The afternoon went by quickly as we drove across Missouri toward our hometown. We played a couple music CDs but mostly we talked. Quincy is not on the way to anywhere, so to get there it is necessary to take secondary roads the last hundred miles or so, but getting off the interstate was a pleasure, as one really gets the flavor of a place that way. We went through the picturesque town of Herman where we crossed the Missouri River. The little bakery I remembered from previous trips that sells exceptional cheese Danish was closed. They always close when they run out of pastries. It was just as well, though, as we were not a bit hungry.
We crossed the Mississippi River at Hannibal, Missouri late that afternoon after buying gas. Kathy had warned us to fill up before crossing over into Illinois and we were glad we had, as it was over three dollars a gallon on the other side of the river. Chris got a Snickers ice cream bar at the gas station, and when she laid it on the counter to pay for it, the clerk said, "That will be a dollar seventy-three please". Chris was shocked and said, "A dollar seventy-three?" The clerk looked at the enormous diamond on Chris's finger and replied, "If you don't have enough money, dear, you can leave that ring". We laughed about that comeback for days.

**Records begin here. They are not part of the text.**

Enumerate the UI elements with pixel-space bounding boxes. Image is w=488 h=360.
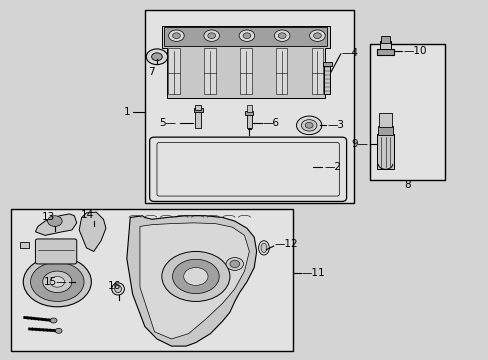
Bar bbox=[195, 111, 201, 128]
Circle shape bbox=[30, 262, 84, 301]
Bar bbox=[240, 48, 251, 94]
Text: 7: 7 bbox=[147, 67, 154, 77]
Text: 8: 8 bbox=[404, 180, 410, 190]
Bar bbox=[380, 36, 389, 43]
Circle shape bbox=[225, 257, 243, 270]
Circle shape bbox=[50, 276, 64, 287]
Ellipse shape bbox=[258, 241, 269, 255]
Bar bbox=[376, 49, 393, 55]
Bar bbox=[369, 44, 445, 180]
Bar bbox=[324, 64, 329, 94]
Text: 1: 1 bbox=[124, 107, 130, 117]
Circle shape bbox=[172, 33, 180, 39]
Bar bbox=[275, 48, 287, 94]
Circle shape bbox=[313, 33, 321, 39]
Text: —3: —3 bbox=[326, 120, 344, 130]
Circle shape bbox=[207, 33, 215, 39]
Circle shape bbox=[42, 271, 72, 293]
Circle shape bbox=[151, 53, 162, 61]
Text: 5—: 5— bbox=[159, 118, 176, 128]
Circle shape bbox=[146, 49, 167, 64]
Bar bbox=[379, 41, 390, 49]
Circle shape bbox=[301, 120, 316, 131]
Circle shape bbox=[229, 260, 239, 267]
Circle shape bbox=[47, 216, 62, 226]
Text: —6: —6 bbox=[263, 118, 280, 128]
Circle shape bbox=[23, 257, 91, 307]
Bar bbox=[246, 105, 251, 112]
Bar bbox=[376, 134, 393, 169]
Text: —4: —4 bbox=[341, 48, 358, 58]
Polygon shape bbox=[126, 216, 256, 346]
Bar bbox=[164, 27, 326, 46]
Polygon shape bbox=[140, 223, 249, 339]
Bar bbox=[11, 208, 292, 351]
Ellipse shape bbox=[112, 283, 124, 295]
Text: 9—: 9— bbox=[351, 139, 368, 149]
Text: —2: —2 bbox=[324, 162, 341, 172]
Bar bbox=[377, 126, 392, 135]
Circle shape bbox=[239, 30, 254, 41]
Circle shape bbox=[274, 30, 289, 41]
Text: 15—: 15— bbox=[44, 277, 67, 287]
Bar bbox=[311, 48, 323, 94]
Bar bbox=[246, 114, 251, 128]
Circle shape bbox=[296, 116, 321, 135]
Bar bbox=[322, 62, 331, 66]
Ellipse shape bbox=[115, 285, 121, 293]
Ellipse shape bbox=[261, 243, 266, 252]
Polygon shape bbox=[79, 212, 106, 251]
Circle shape bbox=[183, 267, 207, 285]
Circle shape bbox=[305, 122, 312, 128]
Text: 16: 16 bbox=[107, 281, 121, 291]
Bar bbox=[203, 48, 215, 94]
Polygon shape bbox=[162, 26, 329, 98]
Bar bbox=[245, 111, 253, 115]
Text: —12: —12 bbox=[274, 239, 298, 249]
Circle shape bbox=[203, 30, 219, 41]
Bar bbox=[378, 113, 391, 127]
Text: 13: 13 bbox=[42, 212, 55, 222]
Circle shape bbox=[172, 259, 219, 294]
Bar bbox=[144, 10, 353, 203]
Bar bbox=[20, 242, 29, 248]
FancyBboxPatch shape bbox=[35, 239, 77, 264]
Polygon shape bbox=[35, 214, 77, 235]
Bar bbox=[168, 48, 180, 94]
Bar bbox=[195, 105, 201, 110]
Circle shape bbox=[50, 318, 57, 323]
FancyBboxPatch shape bbox=[149, 137, 346, 202]
Text: —10: —10 bbox=[402, 46, 426, 57]
Text: 14: 14 bbox=[81, 210, 94, 220]
Circle shape bbox=[243, 33, 250, 39]
Circle shape bbox=[278, 33, 285, 39]
Circle shape bbox=[309, 30, 325, 41]
Circle shape bbox=[55, 328, 62, 333]
Bar bbox=[194, 108, 202, 112]
Text: —11: —11 bbox=[301, 268, 325, 278]
Circle shape bbox=[162, 251, 229, 301]
Circle shape bbox=[168, 30, 184, 41]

We got to the outskirts of Quincy and I tried to call Kathy to let her know we were almost there, but couldn't get a signal. We were a bit earlier than she expected, so we drove through our old neighborhood and down through South Park a bit. The park is only about three blocks from the house where we were raised. As children, we had played countless times along the creek that meanders through the park. That was during a time when parents didn't have to worry about their children walking to the park by themselves or playing for hours without supervision. We decided a hike in South Park would be first on our list the next day.
I finally got a call through to Kathy while we were in the park. In five minutes we were in her kitchen. Kathy had homemade dill bread baking and a wonderful meal waiting for us to help assemble. We had hot and sour soup and a lovely salad. For dessert she had made delicious pumpkin bars, which we snacked on at every opportunity during our visit.
That evening the three of us played scrabble. We all like the game, and it was fun to play in the same room after playing over the computer so many times. Kathy won, of course, as she almost always does. We went to bed at nine-thirty. Chris hadn't slept well the two previous nights, and it had been a long day. We were both exhausted but happy and looking forward to our trip down memory lane in Quincy.